BL Lac host galaxies: how to systematically characterise them in optical-NIR spectroscopy
astro-ph.HE
/ Authors
/ Abstract
Host galaxies of Active Galactic Nuclei give crucial information on the interaction between accreting Supermassive Black Holes and their surroundings, and on their common evolution. Their study in the case of aligned jetted AGN - BL Lacertae objects in particular - is complicated by the non-thermal jet component, whose bright and multi-frequency emission easily dominates over the whole electromagnetic spectrum. BL Lac host galaxies have thus been sparsely studied, and their elliptical nature is currently a hypothesis supported by few observations. With the broad aim of a systematic analysis of these sources, and in light of the many optical and NIR spectroscopic facilities that are now available, we implement an easily applicable method to determine whether a BL Lac is hosted in an elliptical or spiral galaxy. Building on the only systematic study currently available on BL Lac hosts, we worked on a sample of realistic BL Lac synthetic spectra.
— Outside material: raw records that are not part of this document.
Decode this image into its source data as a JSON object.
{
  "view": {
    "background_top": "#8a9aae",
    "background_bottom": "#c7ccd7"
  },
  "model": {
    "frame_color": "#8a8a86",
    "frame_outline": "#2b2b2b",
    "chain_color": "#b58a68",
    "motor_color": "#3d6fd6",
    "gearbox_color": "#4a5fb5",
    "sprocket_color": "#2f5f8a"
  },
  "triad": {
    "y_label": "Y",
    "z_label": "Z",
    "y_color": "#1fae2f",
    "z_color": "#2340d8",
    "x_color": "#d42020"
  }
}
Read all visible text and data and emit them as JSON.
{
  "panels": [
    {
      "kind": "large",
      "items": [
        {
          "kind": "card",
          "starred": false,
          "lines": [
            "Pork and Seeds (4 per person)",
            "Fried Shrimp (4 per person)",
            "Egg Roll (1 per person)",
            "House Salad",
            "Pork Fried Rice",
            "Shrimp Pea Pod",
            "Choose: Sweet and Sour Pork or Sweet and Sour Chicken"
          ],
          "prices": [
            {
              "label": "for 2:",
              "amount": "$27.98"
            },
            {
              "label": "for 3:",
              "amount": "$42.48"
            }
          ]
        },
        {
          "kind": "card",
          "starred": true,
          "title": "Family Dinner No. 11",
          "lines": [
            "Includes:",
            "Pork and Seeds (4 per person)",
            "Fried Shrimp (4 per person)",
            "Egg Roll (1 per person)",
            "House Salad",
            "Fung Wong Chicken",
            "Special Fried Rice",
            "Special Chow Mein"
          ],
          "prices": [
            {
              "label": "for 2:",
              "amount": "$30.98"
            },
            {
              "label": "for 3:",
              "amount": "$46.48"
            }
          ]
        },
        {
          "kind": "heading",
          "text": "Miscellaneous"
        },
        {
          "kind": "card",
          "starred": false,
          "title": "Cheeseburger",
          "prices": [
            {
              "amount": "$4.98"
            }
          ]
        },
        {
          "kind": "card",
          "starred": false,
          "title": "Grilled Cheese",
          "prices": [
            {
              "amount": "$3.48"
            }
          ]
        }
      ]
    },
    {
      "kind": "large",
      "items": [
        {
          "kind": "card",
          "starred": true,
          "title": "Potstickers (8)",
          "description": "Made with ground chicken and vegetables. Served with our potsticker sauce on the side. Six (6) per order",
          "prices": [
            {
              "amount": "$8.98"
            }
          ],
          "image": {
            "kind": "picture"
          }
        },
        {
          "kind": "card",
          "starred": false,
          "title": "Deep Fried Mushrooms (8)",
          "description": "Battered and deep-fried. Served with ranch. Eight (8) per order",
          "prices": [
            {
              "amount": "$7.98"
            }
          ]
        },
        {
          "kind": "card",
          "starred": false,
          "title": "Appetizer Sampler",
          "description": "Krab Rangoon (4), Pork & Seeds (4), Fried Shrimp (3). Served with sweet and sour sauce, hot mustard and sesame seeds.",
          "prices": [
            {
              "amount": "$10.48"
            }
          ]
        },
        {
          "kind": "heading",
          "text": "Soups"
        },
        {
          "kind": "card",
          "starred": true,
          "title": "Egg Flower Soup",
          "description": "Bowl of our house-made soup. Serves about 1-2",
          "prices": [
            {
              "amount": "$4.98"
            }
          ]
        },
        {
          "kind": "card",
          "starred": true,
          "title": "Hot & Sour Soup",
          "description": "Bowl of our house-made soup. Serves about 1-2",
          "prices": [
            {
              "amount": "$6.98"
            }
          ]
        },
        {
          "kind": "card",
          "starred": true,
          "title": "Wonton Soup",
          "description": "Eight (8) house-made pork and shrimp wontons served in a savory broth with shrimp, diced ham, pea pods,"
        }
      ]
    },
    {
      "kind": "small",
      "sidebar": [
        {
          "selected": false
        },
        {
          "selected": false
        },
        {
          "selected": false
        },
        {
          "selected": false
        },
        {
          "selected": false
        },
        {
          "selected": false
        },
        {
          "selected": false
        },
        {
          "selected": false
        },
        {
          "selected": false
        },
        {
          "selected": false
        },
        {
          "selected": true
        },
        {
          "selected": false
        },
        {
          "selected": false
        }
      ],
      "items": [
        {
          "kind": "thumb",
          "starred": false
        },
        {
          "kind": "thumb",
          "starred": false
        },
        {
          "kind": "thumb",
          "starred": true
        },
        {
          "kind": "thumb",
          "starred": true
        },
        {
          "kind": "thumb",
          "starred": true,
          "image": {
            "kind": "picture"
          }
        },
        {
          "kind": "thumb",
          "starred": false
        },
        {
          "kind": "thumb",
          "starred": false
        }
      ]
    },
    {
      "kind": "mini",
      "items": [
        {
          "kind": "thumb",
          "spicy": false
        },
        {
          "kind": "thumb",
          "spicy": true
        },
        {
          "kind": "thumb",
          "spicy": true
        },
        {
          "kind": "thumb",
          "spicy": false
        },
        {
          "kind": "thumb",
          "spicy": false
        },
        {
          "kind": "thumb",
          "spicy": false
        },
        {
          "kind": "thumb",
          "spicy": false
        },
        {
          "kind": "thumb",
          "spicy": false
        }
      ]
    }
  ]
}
We analysed them and characterized their statistics using QSFit, a publicly available spectroscopy software. If BL Lac host galaxies were both elliptical and spiral, our method would be able to discriminate between them, provided that BL Lac jets are fainter than $L_γ\sim10^{46}$erg/s. Just two runs of QSFit for each BL Lac spectrum would return a single parameter, that would allow for a first broad distinction between the two classes. We finally discuss the two galaxy types that introduce some uncertainty in their classification, that might lead to possible classification biases.